Ausreichend Mittel für Entwicklungsfinanzierung entscheidend
Besonders begrüßenswert ist nach Ansicht von Germanwatch das Festhalten an einem eigenständigen Entwicklungsministerium, das sich für die Rechte und Bedürfnisse besonders verletzlicher Gruppen einsetzt. Bals: “Die angekündigte Bereitschaft, Deutschlands fairen Beitrag zur internationalen Klimafinanzierung zu leisten, ist ein Schritt in die richtige Richtung. Die Klimakrise zählt zu den größten sicherheitspolitischen Herausforderungen unserer Zeit. Eine gezielte Unterstützung von Partnerländern im Globalen Süden ist Ausdruck notwendiger globaler Verantwortung – und zugleich im direkten sicherheits- und wirtschaftspolitischen Interesse Deutschlands. Kritisch sehen wir hingegen die geplante Absenkung der ODA-Quote. Zwar bleibt der Koalitionsvertrag eine konkrete Zielmarke schuldig, doch die angekündigte Reduktion widerspricht dem Anspruch, internationale Kooperation und Krisenbewältigung zu stärken. Jedenfalls ist jede Absenkung unter 0,7 Prozent des BIP nicht angemessen und führt zu Kürzungen im Vergleich zum Status-quo. Das wäre vor dem Hintergrund der geopolitischen Herausforderungen und dem Wegfall der USA in der internationalen Entwicklungsfinanzierung eine Kapitulation vor Trump.”
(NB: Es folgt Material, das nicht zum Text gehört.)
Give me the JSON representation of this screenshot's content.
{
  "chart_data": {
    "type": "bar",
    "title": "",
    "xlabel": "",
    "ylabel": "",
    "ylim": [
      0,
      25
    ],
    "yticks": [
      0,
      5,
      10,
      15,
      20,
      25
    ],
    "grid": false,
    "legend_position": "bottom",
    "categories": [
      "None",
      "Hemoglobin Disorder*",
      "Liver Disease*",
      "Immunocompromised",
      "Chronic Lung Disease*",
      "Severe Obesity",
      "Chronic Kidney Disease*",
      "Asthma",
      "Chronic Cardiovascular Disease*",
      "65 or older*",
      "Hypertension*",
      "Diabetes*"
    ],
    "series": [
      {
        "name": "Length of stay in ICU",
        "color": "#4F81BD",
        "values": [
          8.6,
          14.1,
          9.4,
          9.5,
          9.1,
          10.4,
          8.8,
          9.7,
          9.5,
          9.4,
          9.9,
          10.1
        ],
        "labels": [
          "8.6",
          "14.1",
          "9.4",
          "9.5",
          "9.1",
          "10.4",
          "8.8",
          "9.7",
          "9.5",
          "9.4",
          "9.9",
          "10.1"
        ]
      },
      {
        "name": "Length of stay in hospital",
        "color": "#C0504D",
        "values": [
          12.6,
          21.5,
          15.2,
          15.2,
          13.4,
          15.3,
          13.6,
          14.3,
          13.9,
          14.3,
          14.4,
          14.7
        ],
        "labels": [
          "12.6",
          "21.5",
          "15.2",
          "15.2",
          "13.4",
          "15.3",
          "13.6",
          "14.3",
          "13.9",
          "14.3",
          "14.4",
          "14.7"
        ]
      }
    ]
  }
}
Unsachliche Kommunikation zum Lieferkettengesetz
Als hoch problematisch stuft Germanwatch die angekündigte teilweise Aussetzung von Sanktionen bei Verstößen gegen das Lieferkettengesetz ein. Cornelia Heydenreich, Leiterin des Bereichs Unternehmensverantwortung bei Germanwatch: “Eine Aussetzung von Sanktionen wäre ein rechtlich fragwürdiger Schritt, der die Achtung der Menschenrechte in den Partnerländern der Handelsnation Deutschland gefährden würde. Wer allerdings jetzt den Eindruck erweckt, das Lieferkettengesetz würde komplett abgeschafft, argumentiert unsachlich. So sorgt man nur für zusätzliche Verunsicherung bei deutschen Unternehmen. Schließlich bekennt sich die neue Koalition zu ihrer Verpflichtung, die europäische Lieferkettenrichtlinie in nationales Recht zu überführen.”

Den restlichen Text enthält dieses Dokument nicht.